Naked Science Forum

Non Life Sciences => Chemistry => Topic started by: ayesha on 06/02/2010 09:32:37

Title: How do chloride ions affect salivary amylase activity?
Post by: ayesha on 06/02/2010 09:32:37
how does the concentration of chloride ions affect the rate at which salivary amylase hydrolysis starch?

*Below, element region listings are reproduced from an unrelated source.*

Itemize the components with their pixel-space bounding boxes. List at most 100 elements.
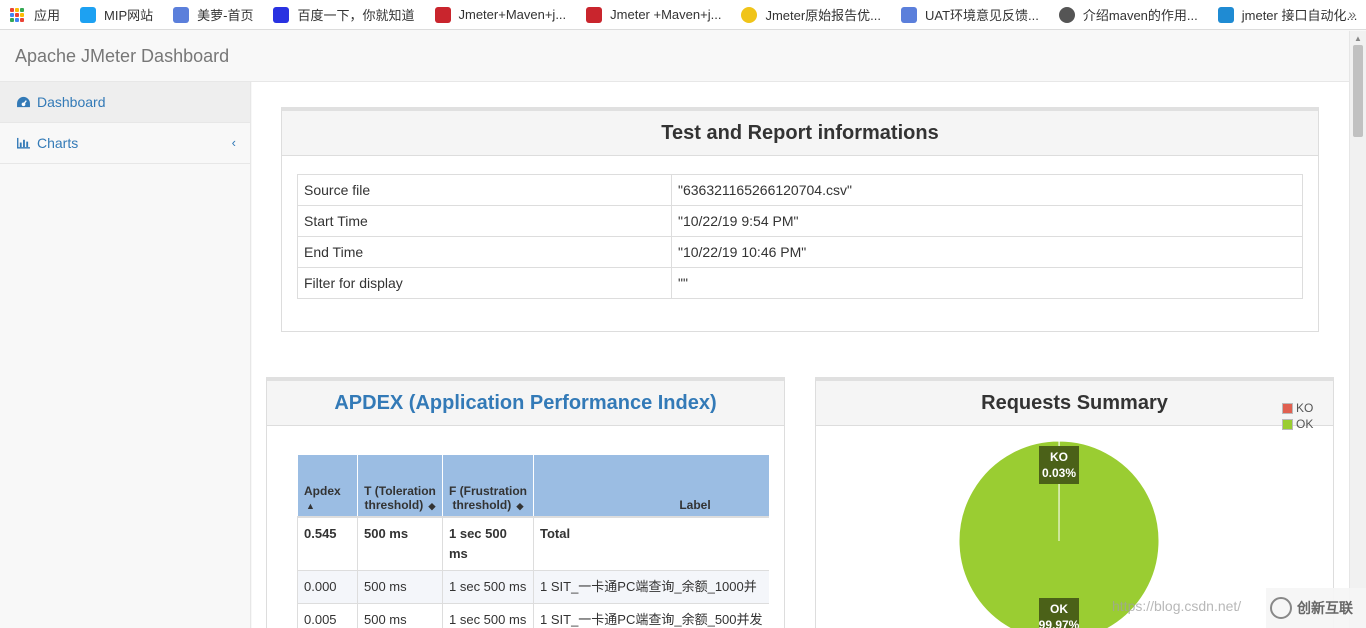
brand-title[interactable]: Apache JMeter Dashboard — [15, 46, 229, 67]
bookmark-item[interactable]: Jmeter原始报告优... — [741, 5, 881, 24]
logo-icon — [1270, 597, 1292, 619]
info-value: "" — [671, 267, 1303, 299]
cloud-app-icon — [901, 6, 918, 23]
cell-t: 500 ms — [357, 516, 443, 571]
watermark-url: https://blog.csdn.net/ — [1112, 598, 1242, 614]
panel-title[interactable]: APDEX (Application Performance Index) — [267, 381, 784, 426]
cell-f: 1 sec 500 ms — [442, 516, 534, 571]
bookmark-item[interactable]: 美萝-首页 — [173, 5, 253, 24]
pie-label-ok: OK 99.97% — [1039, 598, 1080, 628]
info-key: End Time — [297, 236, 672, 268]
bookmark-item[interactable]: jmeter 接口自动化... — [1217, 5, 1358, 24]
watermark-logo: 创新互联 — [1266, 588, 1366, 628]
requests-summary-panel: Requests Summary KO 0.03% OK 99.97% KO OK — [815, 377, 1334, 628]
bookmark-label: 百度一下，你就知道 — [297, 8, 415, 23]
bookmark-item[interactable]: 应用 — [10, 5, 60, 24]
pie-label-value: 0.03% — [1042, 466, 1076, 480]
info-table: Source file "636321165266120704.csv" Start… — [297, 174, 1303, 299]
bookmark-item[interactable]: Jmeter+Maven+j... — [434, 6, 567, 23]
pie-label-ko: KO 0.03% — [1039, 446, 1079, 484]
chevron-left-icon[interactable]: ‹ — [232, 135, 236, 150]
sidebar-item-dashboard[interactable]: Dashboard — [0, 82, 250, 123]
column-header-t[interactable]: T (Toleration threshold) ◆ — [357, 454, 443, 518]
cloud-app-icon — [173, 6, 190, 23]
sidebar-item-label: Dashboard — [37, 94, 106, 110]
blue-square-icon — [1217, 6, 1234, 23]
bookmark-label: 美萝-首页 — [197, 8, 254, 23]
pie-label-name: KO — [1050, 450, 1068, 464]
info-value: "10/22/19 9:54 PM" — [671, 205, 1303, 237]
legend-entry[interactable]: OK — [1282, 417, 1313, 431]
bookmark-label: 应用 — [34, 8, 61, 23]
top-navbar: Apache JMeter Dashboard — [0, 31, 1349, 82]
sidebar-item-label: Charts — [37, 135, 79, 151]
mip-site-icon — [80, 6, 97, 23]
bookmark-item[interactable]: Jmeter +Maven+j... — [586, 6, 722, 23]
info-key: Filter for display — [297, 267, 672, 299]
table-row: 0.005 500 ms 1 sec 500 ms 1 SIT_一卡通PC端查询_余额… — [297, 602, 769, 628]
info-value: "636321165266120704.csv" — [671, 174, 1303, 206]
bookmark-label: jmeter 接口自动化... — [1241, 8, 1358, 23]
legend-swatch — [1282, 418, 1293, 430]
bookmark-label: Jmeter原始报告优... — [765, 8, 882, 23]
panel-title: Test and Report informations — [282, 111, 1318, 156]
cell-apdex: 0.005 — [297, 602, 358, 628]
apdex-table: Apdex ▲ T (Toleration threshold) ◆ F (Fr… — [297, 454, 769, 628]
bookmark-label: Jmeter+Maven+j... — [458, 7, 567, 22]
cell-f: 1 sec 500 ms — [442, 602, 534, 628]
scroll-thumb[interactable] — [1353, 45, 1363, 137]
bookmark-item[interactable]: 百度一下，你就知道 — [273, 5, 415, 24]
bookmarks-overflow-icon[interactable]: » — [1348, 6, 1356, 22]
info-value: "10/22/19 10:46 PM" — [671, 236, 1303, 268]
scroll-up-arrow-icon[interactable]: ▲ — [1354, 34, 1362, 43]
cell-f: 1 sec 500 ms — [442, 569, 534, 604]
bookmark-item[interactable]: 介绍maven的作用... — [1058, 5, 1198, 24]
bookmark-label: MIP网站 — [104, 8, 154, 23]
yellow-coin-icon — [741, 6, 758, 23]
panel-title: Requests Summary — [816, 381, 1333, 426]
column-header-f[interactable]: F (Frustration threshold) ◆ — [442, 454, 534, 518]
legend-label: OK — [1296, 417, 1314, 431]
chart-legend: KO OK — [1282, 401, 1313, 433]
test-report-info-panel: Test and Report informations Source file… — [281, 107, 1319, 332]
sidebar-item-charts[interactable]: Charts ‹ — [0, 123, 250, 164]
table-row: 0.000 500 ms 1 sec 500 ms 1 SIT_一卡通PC端查询_余额… — [297, 569, 769, 604]
csdn-c-icon — [586, 6, 603, 23]
sort-icon: ◆ — [516, 500, 524, 511]
page-scrollbar[interactable]: ▲ — [1349, 31, 1366, 628]
main-content: Test and Report informations Source file… — [252, 82, 1349, 628]
cell-apdex: 0.000 — [297, 569, 358, 604]
info-row: Start Time "10/22/19 9:54 PM" — [297, 205, 1303, 237]
cell-label: 1 SIT_一卡通PC端查询_余额_500并发 — [533, 602, 769, 628]
bookmark-label: Jmeter +Maven+j... — [610, 7, 722, 22]
info-row: End Time "10/22/19 10:46 PM" — [297, 236, 1303, 268]
info-row: Source file "636321165266120704.csv" — [297, 174, 1303, 206]
requests-pie-chart[interactable]: KO 0.03% OK 99.97% — [816, 426, 1333, 628]
sidebar: Dashboard Charts ‹ — [0, 82, 251, 628]
sort-icon: ◆ — [428, 500, 436, 511]
baidu-paw-icon — [273, 6, 290, 23]
pie-label-name: OK — [1050, 602, 1068, 616]
table-row: 0.545 500 ms 1 sec 500 ms Total — [297, 516, 769, 571]
cell-t: 500 ms — [357, 602, 443, 628]
cell-apdex: 0.545 — [297, 516, 358, 571]
bookmark-label: 介绍maven的作用... — [1082, 8, 1198, 23]
bar-chart-icon — [17, 137, 30, 149]
bookmark-item[interactable]: MIP网站 — [80, 5, 153, 24]
column-header-label[interactable]: Label — [533, 454, 769, 518]
cell-t: 500 ms — [357, 569, 443, 604]
csdn-c-icon — [434, 6, 451, 23]
legend-entry[interactable]: KO — [1282, 401, 1313, 415]
info-key: Start Time — [297, 205, 672, 237]
dashboard-page: Apache JMeter Dashboard Dashboard Charts… — [0, 31, 1349, 628]
info-row: Filter for display "" — [297, 267, 1303, 299]
sort-asc-icon: ▲ — [306, 500, 315, 511]
info-key: Source file — [297, 174, 672, 206]
cell-label: Total — [533, 516, 769, 571]
legend-label: KO — [1296, 401, 1314, 415]
globe-icon — [1058, 6, 1075, 23]
column-header-apdex[interactable]: Apdex ▲ — [297, 454, 358, 518]
legend-swatch — [1282, 402, 1293, 414]
bookmark-item[interactable]: UAT环境意见反馈... — [901, 5, 1039, 24]
apdex-table-scroll[interactable]: Apdex ▲ T (Toleration threshold) ◆ F (Fr… — [297, 454, 769, 628]
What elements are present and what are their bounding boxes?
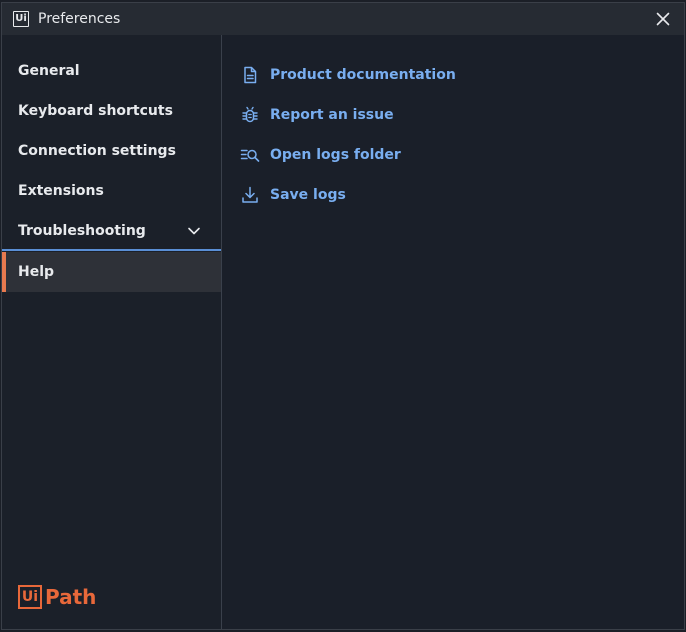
section-divider xyxy=(2,249,221,251)
report-issue-link[interactable]: Report an issue xyxy=(240,103,394,127)
sidebar-item-troubleshooting[interactable]: Troubleshooting xyxy=(2,211,221,251)
search-list-icon xyxy=(240,149,260,162)
open-logs-folder-link[interactable]: Open logs folder xyxy=(240,143,401,167)
sidebar-item-help[interactable]: Help xyxy=(2,252,221,292)
download-icon xyxy=(242,186,258,203)
sidebar-item-label: Help xyxy=(18,264,55,280)
close-icon xyxy=(656,12,670,26)
sidebar-item-keyboard-shortcuts[interactable]: Keyboard shortcuts xyxy=(2,91,221,131)
chevron-down-icon xyxy=(188,227,200,235)
sidebar-item-label: Connection settings xyxy=(18,143,176,159)
window-title: Preferences xyxy=(38,11,121,27)
sidebar-item-label: Keyboard shortcuts xyxy=(18,103,173,119)
bug-icon xyxy=(242,106,258,123)
sidebar-item-extensions[interactable]: Extensions xyxy=(2,171,221,211)
link-label: Report an issue xyxy=(270,107,394,123)
uipath-logo-text: Path xyxy=(45,585,97,609)
preferences-window: Ui Preferences General Keyboard shortcut… xyxy=(1,2,685,630)
sidebar-item-label: General xyxy=(18,63,80,79)
sidebar-item-label: Extensions xyxy=(18,183,104,199)
sidebar-item-general[interactable]: General xyxy=(2,51,221,91)
uipath-logo-box: Ui xyxy=(18,585,42,609)
link-label: Product documentation xyxy=(270,67,456,83)
close-button[interactable] xyxy=(654,10,672,28)
sidebar: General Keyboard shortcuts Connection se… xyxy=(2,35,222,629)
uipath-app-icon: Ui xyxy=(13,11,29,27)
link-label: Save logs xyxy=(270,187,346,203)
link-label: Open logs folder xyxy=(270,147,401,163)
document-icon xyxy=(244,66,257,84)
save-logs-link[interactable]: Save logs xyxy=(240,183,346,207)
product-documentation-link[interactable]: Product documentation xyxy=(240,63,456,87)
sidebar-item-connection-settings[interactable]: Connection settings xyxy=(2,131,221,171)
sidebar-item-label: Troubleshooting xyxy=(18,223,146,239)
title-bar: Ui Preferences xyxy=(2,3,684,35)
uipath-logo: Ui Path xyxy=(18,585,96,609)
help-panel: Product documentation Report an issue Op… xyxy=(222,35,684,629)
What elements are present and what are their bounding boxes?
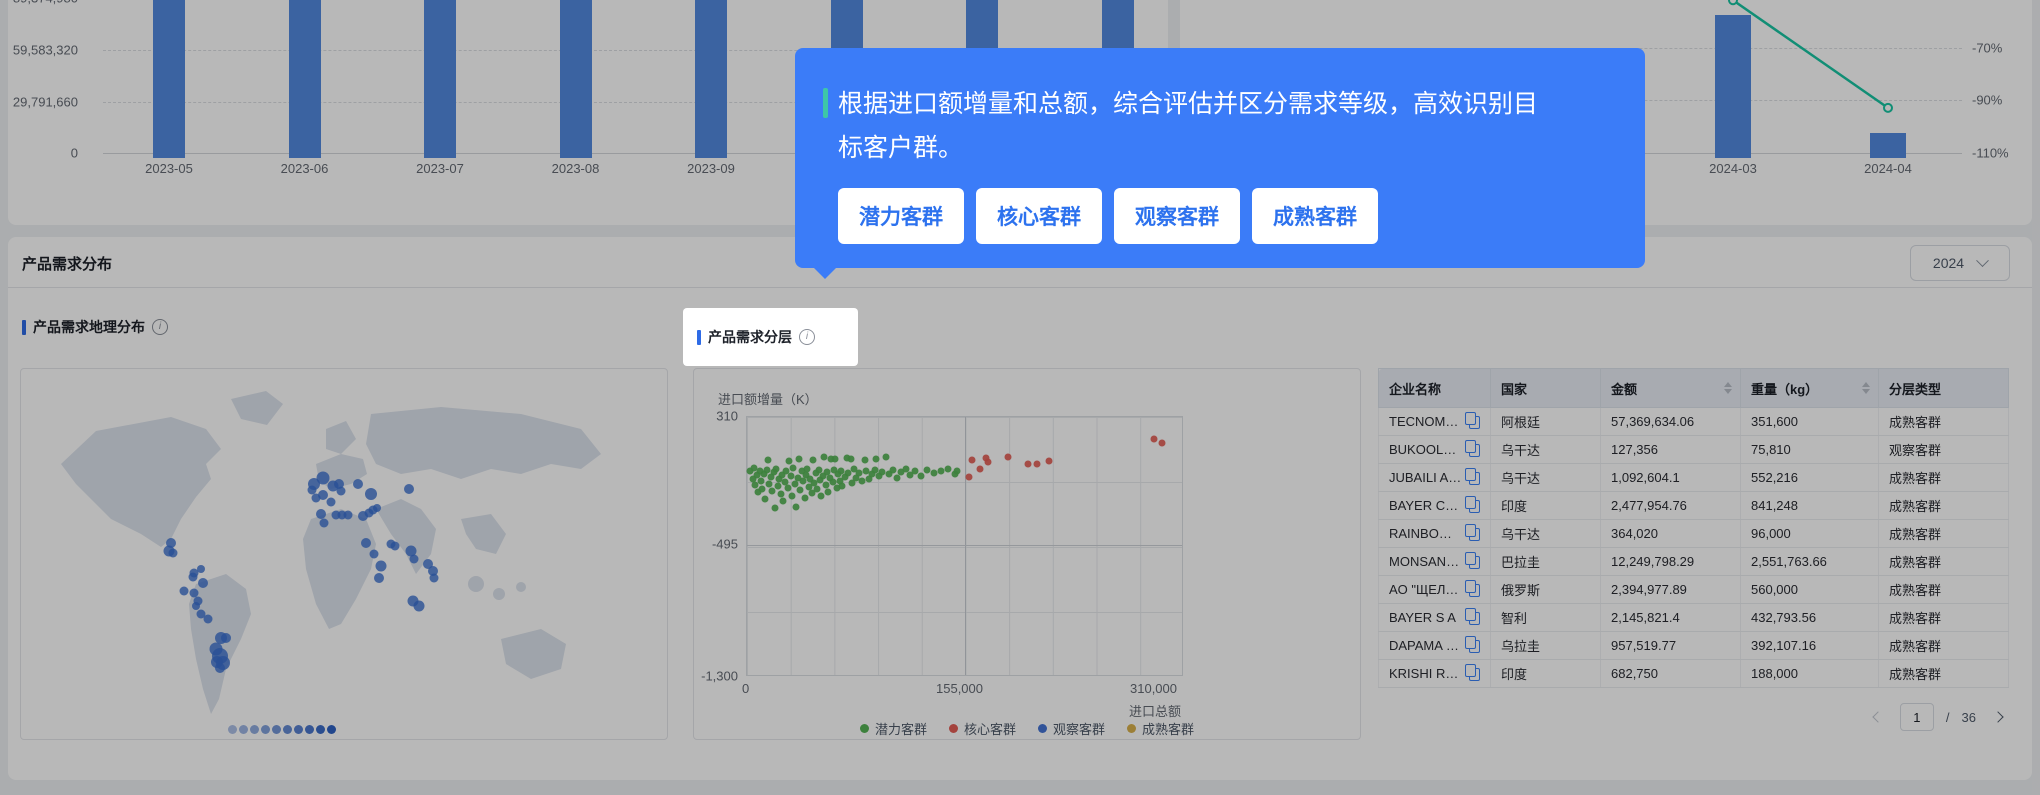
tooltip-text: 根据进口额增量和总额，综合评估并区分需求等级，高效识别目标客户群。 <box>838 90 1539 162</box>
scatter-panel-title-text: 产品需求分层 <box>708 329 792 345</box>
segment-button-watch[interactable]: 观察客群 <box>1114 188 1240 244</box>
info-icon[interactable] <box>799 329 815 345</box>
segment-button-potential[interactable]: 潜力客群 <box>838 188 964 244</box>
tooltip-buttons: 潜力客群 核心客群 观察客群 成熟客群 <box>838 188 1645 244</box>
tour-tooltip: 根据进口额增量和总额，综合评估并区分需求等级，高效识别目标客户群。 潜力客群 核… <box>795 48 1645 279</box>
segment-button-core[interactable]: 核心客群 <box>976 188 1102 244</box>
tooltip-accent-bar <box>823 88 828 118</box>
tooltip-arrow <box>813 267 837 279</box>
scatter-panel-title: 产品需求分层 <box>697 327 815 347</box>
segment-button-mature[interactable]: 成熟客群 <box>1252 188 1378 244</box>
title-accent-bar <box>697 329 701 345</box>
dashboard-page: 89,374,980 59,583,320 29,791,660 0 2023-… <box>0 0 2040 795</box>
tour-spotlight: 产品需求分层 <box>683 308 858 366</box>
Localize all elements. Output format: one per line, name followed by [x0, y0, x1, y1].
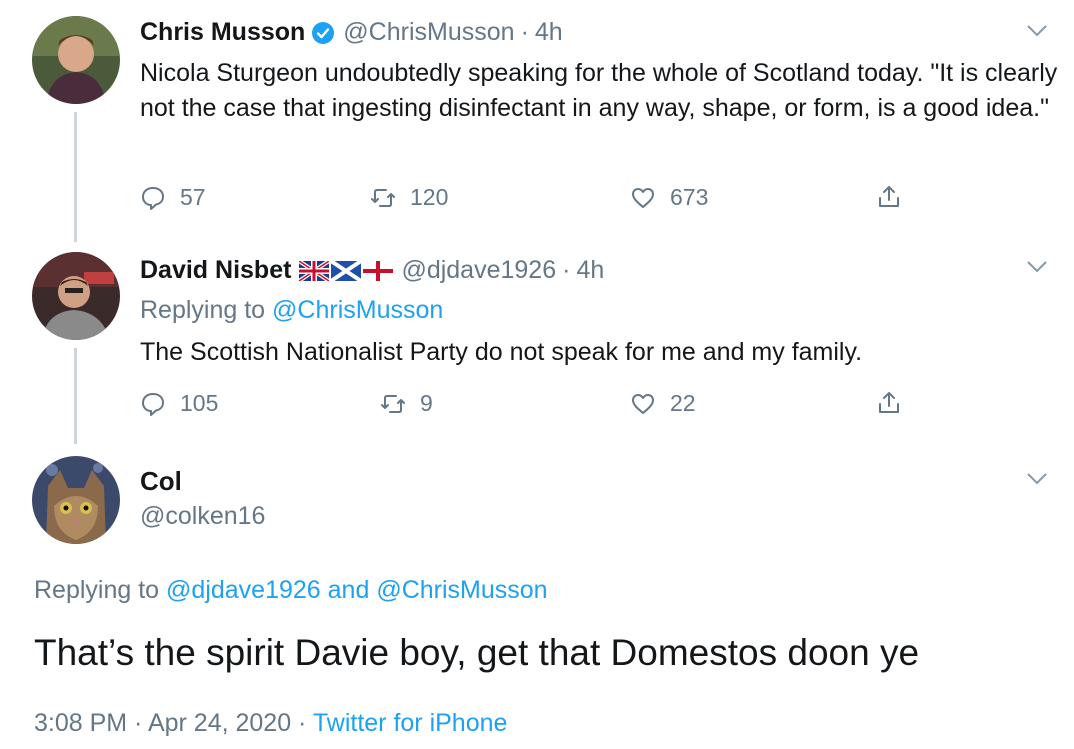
reply-button[interactable]: 105	[140, 390, 218, 417]
display-name[interactable]: Col	[140, 466, 182, 497]
timestamp[interactable]: 4h	[535, 18, 563, 47]
tweet-source[interactable]: Twitter for iPhone	[313, 709, 508, 737]
like-button[interactable]: 673	[630, 184, 708, 211]
retweet-button[interactable]: 9	[380, 390, 433, 417]
avatar-chris-musson[interactable]	[32, 16, 120, 104]
replying-prefix: Replying to	[140, 296, 266, 324]
replying-prefix: Replying to	[34, 576, 160, 604]
chevron-down-icon[interactable]	[1026, 472, 1048, 486]
mention-link[interactable]: @ChrisMusson	[272, 296, 443, 324]
share-button[interactable]	[876, 184, 902, 210]
reply-count: 105	[180, 390, 219, 416]
avatar-col[interactable]	[32, 456, 120, 544]
like-icon	[632, 187, 654, 208]
replying-to: Replying to @djdave1926 and @ChrisMusson	[34, 576, 548, 605]
like-button[interactable]: 22	[630, 390, 696, 417]
like-icon	[632, 393, 654, 414]
tweet-meta: 3:08 PM · Apr 24, 2020 · Twitter for iPh…	[34, 709, 507, 738]
share-icon	[879, 392, 899, 413]
chevron-down-icon[interactable]	[1026, 24, 1048, 38]
reply-icon	[142, 392, 164, 416]
handle[interactable]: @colken16	[140, 502, 265, 531]
reply-button[interactable]: 57	[140, 184, 206, 211]
handle[interactable]: @djdave1926	[401, 256, 556, 285]
share-button[interactable]	[876, 390, 902, 416]
display-name[interactable]: David Nisbet	[140, 256, 291, 285]
retweet-button[interactable]: 120	[370, 184, 448, 211]
like-count: 22	[670, 390, 696, 416]
retweet-count: 9	[420, 390, 433, 416]
tweet1-actions: 57 120 673	[140, 184, 930, 214]
reply-count: 57	[180, 184, 206, 210]
tweet-text-main: That’s the spirit Davie boy, get that Do…	[34, 632, 920, 673]
verified-badge-icon	[311, 21, 335, 45]
chevron-down-icon[interactable]	[1026, 260, 1048, 274]
share-icon	[879, 186, 899, 207]
thread-line	[74, 112, 77, 242]
separator: ·	[520, 18, 529, 46]
retweet-icon	[381, 394, 405, 413]
replying-to: Replying to @ChrisMusson	[140, 296, 443, 325]
display-name[interactable]: Chris Musson	[140, 18, 305, 47]
retweet-count: 120	[410, 184, 449, 210]
uk-flag-icon	[299, 260, 330, 281]
avatar-david-nisbet[interactable]	[32, 252, 120, 340]
thread-line	[74, 348, 77, 444]
separator: ·	[562, 256, 571, 284]
tweet-text: Nicola Sturgeon undoubtedly speaking for…	[140, 59, 1058, 122]
retweet-icon	[371, 188, 395, 207]
scotland-flag-icon	[331, 260, 362, 281]
like-count: 673	[670, 184, 709, 210]
england-flag-icon	[363, 260, 394, 281]
timestamp[interactable]: 4h	[576, 256, 604, 285]
handle[interactable]: @ChrisMusson	[343, 18, 514, 47]
reply-icon	[142, 186, 164, 210]
tweet-timestamp[interactable]: 3:08 PM · Apr 24, 2020 ·	[34, 709, 306, 737]
flags-emoji	[299, 260, 394, 281]
tweet2-header: David Nisbet @djdave1926 · 4h	[140, 256, 604, 285]
mention-link[interactable]: @ChrisMusson	[376, 576, 547, 604]
replying-and: and	[327, 576, 370, 604]
tweet1-header: Chris Musson @ChrisMusson · 4h	[140, 18, 563, 47]
tweet2-actions: 105 9 22	[140, 390, 930, 420]
mention-link[interactable]: @djdave1926	[166, 576, 321, 604]
tweet-text: The Scottish Nationalist Party do not sp…	[140, 338, 863, 366]
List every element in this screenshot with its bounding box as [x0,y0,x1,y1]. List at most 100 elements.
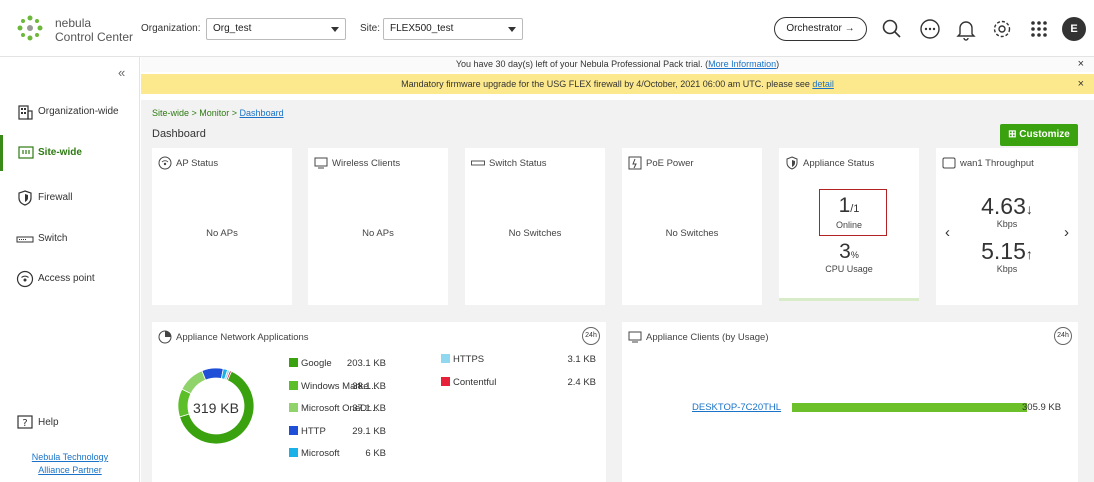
chevron-down-icon [331,27,339,32]
brand-line2: Control Center [55,30,134,44]
bell-icon[interactable] [954,17,978,41]
upload-throughput: 5.15↑ [936,238,1078,265]
nebula-logo-icon [17,15,43,41]
download-unit: Kbps [996,219,1018,229]
more-options-icon[interactable] [918,17,942,41]
shield-icon [18,190,32,206]
client-name-link[interactable]: DESKTOP-7C20THL [692,402,781,413]
site-label: Site: [360,23,381,34]
donut-slice-http[interactable] [201,367,224,381]
sidebar-item-switch[interactable]: Switch [0,224,140,254]
access-point-icon [16,270,34,288]
card-title-text: Switch Status [489,157,547,169]
legend-value: 2.4 KB [567,377,596,388]
legend-value: 3.1 KB [567,354,596,365]
firmware-text: Mandatory firmware upgrade for the USG F… [401,79,813,89]
time-range-badge[interactable]: 24h [582,327,600,345]
legend-item: Contentful 2.4 KB [441,377,596,388]
sidebar-item-help[interactable]: ? Help [0,408,140,438]
card-title-text: PoE Power [646,157,694,169]
search-icon[interactable] [880,17,904,41]
firmware-detail-link[interactable]: detail [812,79,834,89]
switch-icon [16,236,34,243]
card-empty-text: No Switches [508,228,562,239]
partner-link-line2[interactable]: Alliance Partner [0,464,140,477]
legend-label: Contentful [453,377,497,388]
appliance-clients-card: Appliance Clients (by Usage) 24h DESKTOP… [622,322,1078,482]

Title: Re: How do chloride ions affect salivary amylase activity?
Post by: lightarrow on 06/02/2010 10:31:58
Wikipedia says only that for ptyalin, the presence of chloride and bromide ions are the most effective, among anions and activators:

Quote
Optimum conditions for ptyalin

    Optimum pH - 5.66.9
    Human body temperature - 37 C
    Presence of certain anions and activators:

        Chloride and bromide - most effective
        Iodide - less effective
        Sulfate and phosphate - least effective
http://en.wikipedia.org/wiki/Alpha-Amylase

Title: Re: How do chloride ions affect salivary amylase activity?
Post by: ayesha on 07/02/2010 12:58:38
how the presence of chloride ions are effective?
Title: How do chloride ions affect salivary amylase activity?
Post by: lightarrow on 07/02/2010 23:25:59
how the presence of chloride ions are effective?
Don't know, sorry.
Title: How do chloride ions affect salivary amylase activity?
Post by: ayesha on 10/02/2010 05:06:50
Quote
Chloride is the allosteric effector of vertebrate pancreatic and salivary α-amylases and of the bacterial α-amylase from Alteromonas haloplanctis. Activation experiments of A. haloplanctis α-amylase by several monovalent anions show that a negative charge, not restricted to that of Cl−, is essential for the amylolytic reaction. Engineering of the chloride binding site reveals that a basic residue is an essential component of the site. The mutation K337R alters the Cl−-binding properties, whereas the mutation K337Q produces an active, chloride-independent enzyme. Comparison of the Kd values for Cl− in three homologous α-amylases also indicates that the binding affinity is dependent on the chloride coordination mode by this basic residue. Analysis of substrate and chloride binding according to the allosteric kinetic model shows that the chloride effector is not involved in substrate binding. By contrast, the pH dependence of activity and experiments of chemical modifications and Ca2+ inhibition show that the chloride ion is responsible for the pKa shift of catalytic groups and interacts with active site carboxyl groups.